If a contrib module wants to exclude certain URLs from being indexed, can't they achieve that by putting <META> tags on the appropriate pages? (e.g., http://www.robotstxt.org/meta.html)
Comment #7
FiReaNGeL commentedBetter option available : http://googlewebmastercentral.blogspot.com/2009/02/specify-your-canonica...
Comment #8
dries commentedI agree with David in #6. Where does it end? :)
Comment #9
Z2222 commentedRobots.txt has to be customized for most sites so there is no end -- but there are some bugs with the default robots.txt even for core.
For example, removing trailing slashes on some paths in robots.txt will reduce server load and prevent URLs like this getting crawled and indexed:
example.com/user/login?destination=comment/reply/806%2523comment_form
(there's no trailing slash on the above URL, so it doesn't get blocked)
Blocking URLs like that can make a big difference with SEO...
Comment #10
dave reidWe also have a nice RobotsTxt module that has a hook_robotstxt() that other contrib modules can add custom lines to the robots.txt file.
Comment #11
Freso commented#180379: Fix path matching in robots.txt
Comment #12
giorgio79 commentedWow, I always wondered why does my cache_form table grows to over 100 MB in size...
Comment #13
David_Rothstein commentedI do not see how this is a duplicate. The original issue as described above was about disallowing /*sort= and similar things, whereas the latest patch at the other issue does not do anything like that. I think it's better to keep the issues separate.

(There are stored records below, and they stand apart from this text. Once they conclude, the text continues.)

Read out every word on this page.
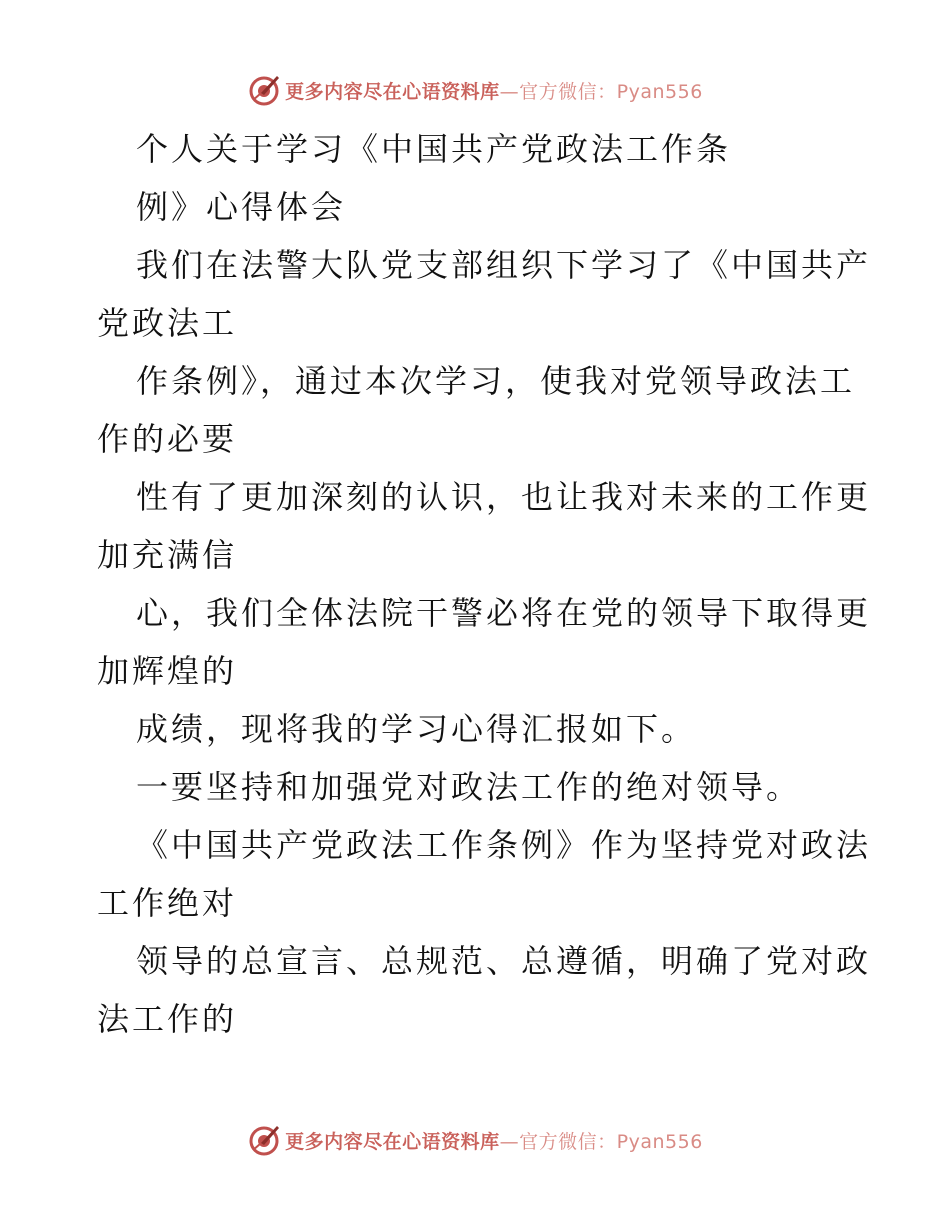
更多内容尽在心语资料库—官方微信：Pyan556
个人关于学习《中国共产党政法工作条
例》心得体会
我们在法警大队党支部组织下学习了《中国共产
党政法工
作条例》，通过本次学习，使我对党领导政法工
作的必要
性有了更加深刻的认识，也让我对未来的工作更
加充满信
心，我们全体法院干警必将在党的领导下取得更
加辉煌的
成绩，现将我的学习心得汇报如下。
一要坚持和加强党对政法工作的绝对领导。
《中国共产党政法工作条例》作为坚持党对政法
工作绝对
领导的总宣言、总规范、总遵循，明确了党对政
法工作的
更多内容尽在心语资料库—官方微信：Pyan556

Regarding the RobotsTxt module and hook_robotstxt(), is it ridiculous to suggest that that kind of functionality belongs in core? (Since robots.txt ships with core, after all, and core generally likes to allow everything to be modifiable...) For sites that care about performance and don't want robots.txt to trigger a Drupal bootstrap, they could easily override it by creating their own robots.txt as an actual file.
Comment #14
Freso commented@ David_Rothstein: Of course, if you're only looking at the latest patch in the other issue, you're right. However, the latest patch is a long way from the initial issue specification, which had e.g. . Please read up on that entire issue before removing the duplicate status of this one.
Comment #15
dave reid@David_Rothstein: I never, never implied that robotstxt.module should be in core, I was merely showing there is a option available in contrib. If a search module has a certain url that it provides searches at that does not want to be indexed, it can add a hook_robotstxt().